How many businesses have you started? How many businesses have you sold? If you are an investor who has bought, started, and sold many businesses, you likely understand the process of determining the value of any company.
Approximately 543,000 new businesses are opened every month. In contrast, just as many employer businesses shut down than start up each month. As all of these business opening and closing transactions take place, someone has to determine the value of these companies. Business valuations are determined by one of three approaches:
- valuation market approach
- income valuation approach
- cost evaluation approach
Valuation Market Approach Is Not Always an Absolute Number
Many factors go into determining the value of a company, but one popular method is the valuation market approach. This type of economic analysis is an exercise in understanding how one business compares to another. A business valuation report can take many things into consideration, including the purchase cost of other similar businesses, the number of similar businesses that exist within a predetermined area of the business, and the transactions of other similar private companies and public companies. By measuring a business against other similar businesses, potential buyers and sellers feel like they can get a good indication of the market value of a business.
A specific example might be if you would compare the value of a small boutique gift shop that is for sale to another gift shop that is located within a five mile radius. Find three similar businesses in that five mile radius and you might have an even better indicator of the market value. While things like number of employees, hours of operation, main street access, and parking may also effect the value, the initial valuation can be informative.

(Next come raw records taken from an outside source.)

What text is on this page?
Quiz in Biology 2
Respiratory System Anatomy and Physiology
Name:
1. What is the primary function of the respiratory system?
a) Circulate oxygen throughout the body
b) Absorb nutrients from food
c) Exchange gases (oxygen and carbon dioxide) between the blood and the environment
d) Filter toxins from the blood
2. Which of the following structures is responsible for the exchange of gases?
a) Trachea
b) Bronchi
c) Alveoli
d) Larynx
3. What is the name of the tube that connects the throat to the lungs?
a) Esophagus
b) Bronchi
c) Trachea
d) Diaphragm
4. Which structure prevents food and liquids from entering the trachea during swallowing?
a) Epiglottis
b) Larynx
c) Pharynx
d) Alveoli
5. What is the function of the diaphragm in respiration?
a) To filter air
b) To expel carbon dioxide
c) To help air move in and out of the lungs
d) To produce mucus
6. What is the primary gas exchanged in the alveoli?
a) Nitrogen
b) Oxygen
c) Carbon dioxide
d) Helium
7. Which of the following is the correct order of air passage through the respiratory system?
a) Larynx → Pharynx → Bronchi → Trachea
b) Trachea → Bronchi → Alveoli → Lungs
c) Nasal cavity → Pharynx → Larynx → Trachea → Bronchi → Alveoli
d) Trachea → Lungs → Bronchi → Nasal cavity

Income Valuation Approach Requires a Close Look at Financial Statements
The valuation income approach includes a close examination of specific reports: the company’s income statement and the company’s balance sheet. To reach the most accurate income valuation, it is best to have three to five years of historic income statements and balance sheets available. If, on the other hand, a business has only been operating for less than two years, the income sheets and balance sheets may not tell the entire story.
For instance, a company that had a phenomenal first year before two other competing business opened up close by, may have financial statements that are misleading. Both the buyer and the seller would need to look at the extra factors that could indicate the more true value of the business.
Cost Evaluation Approach Is the Third Way to Determine a Business’s Value
Business appraisal services also use the the cost evaluation approach to determine the buying or selling price of a company. This approach is also called the assets valuation approach. To determine the value of a business, this method requires a thorough inventory of what assets the company has. In the case of a business that has been closed for months because of the health of the owner, for example, the assets could be quite extensive. While the income for this type of business may not look like much, the unsold and already purchased inventory can combine to be very valuable assets.
Overall, the goal of any of these three methods is to avoid the over valuation of a business. To avoid this, it sometimes takes a close comparison of all three of these valuation approaches.